Somewhat analogous findings were reported in the same issue of Science by Boyd et al. (2007), in their major review of iron enrichment experiments that were conducted between 1993 and 2005, which experiments have conclusively demonstrated, in their words, that "phytoplankton grow faster in warmer open-ocean waters, as predicted by algal physiological relationships." Hence, it can be appreciated that this conglomerate of results clearly suggests total ocean productivity should have benefited immensely from 20th-century global warming, and that it will likely continue to benefit from continued global warming, just as total terrestrial productivity has likewise benefited from the historical increases in both the atmosphere's temperature and its CO2 concentration (see the many pertinent items we have archived under Greening of the Earth in our Subject Index).

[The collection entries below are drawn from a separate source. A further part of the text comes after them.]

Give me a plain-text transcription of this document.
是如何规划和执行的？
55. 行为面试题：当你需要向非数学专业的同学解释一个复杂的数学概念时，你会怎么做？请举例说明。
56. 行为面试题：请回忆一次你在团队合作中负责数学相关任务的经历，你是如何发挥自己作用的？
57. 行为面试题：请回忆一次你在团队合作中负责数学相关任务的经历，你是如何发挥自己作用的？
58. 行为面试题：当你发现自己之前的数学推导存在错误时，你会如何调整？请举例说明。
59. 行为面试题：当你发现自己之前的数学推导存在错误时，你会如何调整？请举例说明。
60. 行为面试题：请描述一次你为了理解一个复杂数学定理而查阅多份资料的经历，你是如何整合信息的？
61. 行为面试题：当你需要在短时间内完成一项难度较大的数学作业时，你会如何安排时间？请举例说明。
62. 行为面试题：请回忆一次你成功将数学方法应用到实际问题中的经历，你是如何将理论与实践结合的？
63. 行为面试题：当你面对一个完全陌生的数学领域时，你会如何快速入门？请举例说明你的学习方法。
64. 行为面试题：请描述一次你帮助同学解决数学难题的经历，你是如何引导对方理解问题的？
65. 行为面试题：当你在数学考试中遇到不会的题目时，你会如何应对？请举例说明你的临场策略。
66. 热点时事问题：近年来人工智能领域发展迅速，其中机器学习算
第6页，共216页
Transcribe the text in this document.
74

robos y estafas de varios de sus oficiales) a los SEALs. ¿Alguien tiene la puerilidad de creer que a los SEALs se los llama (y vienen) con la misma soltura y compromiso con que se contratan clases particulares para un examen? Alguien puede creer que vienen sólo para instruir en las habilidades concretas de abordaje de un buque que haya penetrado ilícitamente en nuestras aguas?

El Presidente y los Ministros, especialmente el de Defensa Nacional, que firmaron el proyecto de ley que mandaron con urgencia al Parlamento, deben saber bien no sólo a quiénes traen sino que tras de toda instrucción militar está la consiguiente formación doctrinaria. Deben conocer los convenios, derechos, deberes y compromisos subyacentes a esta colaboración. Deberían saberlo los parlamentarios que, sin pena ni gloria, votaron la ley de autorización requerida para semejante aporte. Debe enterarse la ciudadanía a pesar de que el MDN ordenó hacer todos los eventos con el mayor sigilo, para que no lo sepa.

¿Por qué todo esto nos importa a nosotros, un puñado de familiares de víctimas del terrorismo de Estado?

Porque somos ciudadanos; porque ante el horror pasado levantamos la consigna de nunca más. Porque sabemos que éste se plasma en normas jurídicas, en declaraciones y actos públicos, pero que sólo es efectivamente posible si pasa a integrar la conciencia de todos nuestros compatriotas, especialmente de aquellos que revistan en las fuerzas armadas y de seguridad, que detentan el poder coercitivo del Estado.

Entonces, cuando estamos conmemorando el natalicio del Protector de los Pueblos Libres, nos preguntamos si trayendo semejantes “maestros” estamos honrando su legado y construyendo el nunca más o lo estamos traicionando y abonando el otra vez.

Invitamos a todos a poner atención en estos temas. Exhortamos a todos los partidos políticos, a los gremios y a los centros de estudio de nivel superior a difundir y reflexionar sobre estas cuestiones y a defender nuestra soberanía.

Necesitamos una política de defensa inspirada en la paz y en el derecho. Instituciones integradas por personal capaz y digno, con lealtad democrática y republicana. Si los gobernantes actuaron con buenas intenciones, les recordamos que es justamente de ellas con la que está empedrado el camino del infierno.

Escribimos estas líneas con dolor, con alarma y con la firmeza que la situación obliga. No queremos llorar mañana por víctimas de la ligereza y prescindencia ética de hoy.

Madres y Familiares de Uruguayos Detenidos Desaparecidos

All told, therefore, both on land and in the sea, things appear to be looking ever better for the biosphere in terms of earth's thermal environment and its atmospheric composition, in spite of the unrelenting din of denial of this profusely-documented fact that emanates unceasingly from the world's climate alarmists.

Sherwood, Keith and Craig Idso

References
Boyd, P.W., Jickells, T., Law, C.S., Blain, S., Boyle, E.A., Buesseler, K.O., Coale, K.H., Cullen, J.J., de Baar, H.J.W., Follows, M., Harvey, M., Lancelot, C., Levasseur, M., Owens, N.P.J., Pollard, R., Rivkin, R.B., Sarmiento, J., Schoemann, V., Smetacek, V., Takeda, S., Tsuda, A., Turner, S. and Watson, A.J. 2007. Mesoscale iron enrichment experiments 1993-2005: Synthesis and future directions. Science 315: 612-617.

McGregor, H.V., Dima, M., Fischer, H.W. and Mulitza, S. 2007. Rapid 20th-century increase in coastal upwelling off northwest Africa. Science 315: 637-639.